Wet financieel statuut van het Koninklijk Huis
Artikel 4
Geldend
Geldend vanaf 01-01-2009
- Bronpublicatie:
20-11-2008, Stb. 2008, 535 (uitgifte: 01-01-2008, kamerstukken: 31505)
- Inwerkingtreding
01-01-2009
- Bronpublicatie inwerkingtreding:
20-11-2008, Stb. 2008, 535 (uitgifte: 01-01-2008, kamerstukken: 31505)
- Overige regelgevende instantie(s)
Ministerie van Binnenlandse Zaken en Koninkrijksrelaties
Ministerie van Financiën
- Vakgebied(en)
Overheidsfinanciën / Bijzondere onderwerpen
Staatsrecht / Staatsinrichting
1.
Aan de Koning worden ten laste van het Rijk het paleis Noordeinde te 's-Gravenhage, het paleis Huis ten Bosch te 's-Gravenhage en het paleis op de Dam te Amsterdam tot gebruik ter beschikking gesteld.
2.
Bij koninklijk besluit kunnen aan de Koning ten laste van het Rijk daarnaast tijdelijk andere woon- en werkverblijven tot gebruik ter beschikking worden gesteld.
3.
Indien de Koning overlijdt, kan bij koninklijk besluit aan de overlevende echtgenoot of echtgenote, zolang deze lid is van het koninklijk huis, ten laste van het Rijk een woonverblijf tot gebruik ter beschikking worden gesteld.
4.
Bij koninklijk besluit kan aan de vermoedelijke opvolger van de Koning onderscheidenlijk aan de Koning die afstand van het koningschap heeft gedaan ten laste van het Rijk een woonverblijf tot gebruik ter beschikking worden gesteld.
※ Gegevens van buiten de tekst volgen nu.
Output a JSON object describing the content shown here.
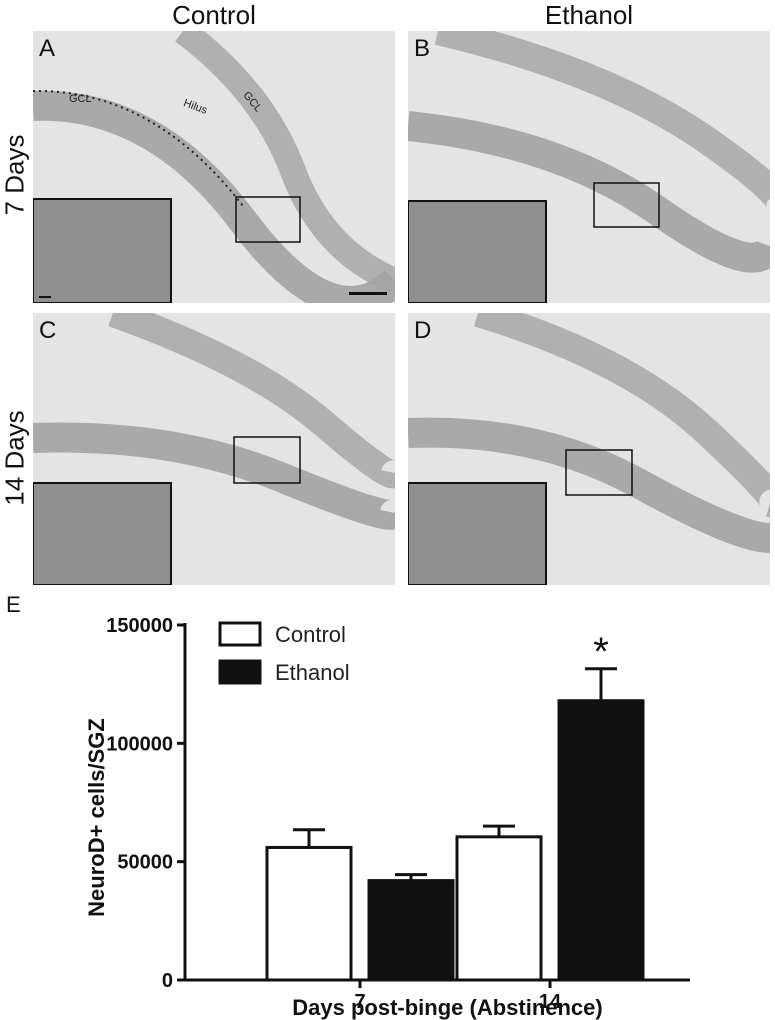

In dit besluit kan worden bepaald dat indien de vermoedelijke opvolger van de Koning onderscheidenlijk de Koning die afstand van het koningschap heeft gedaan overlijdt, het woonverblijf aan de overlevende echtgenoot of echtgenote, zolang deze lid is van het koninklijk huis, tot gebruik ter beschikking wordt gesteld.
5.
Ons besluit, strekkende tot de uitvoering van het in het vorige lid bepaalde, wordt in het Staatsblad geplaatst.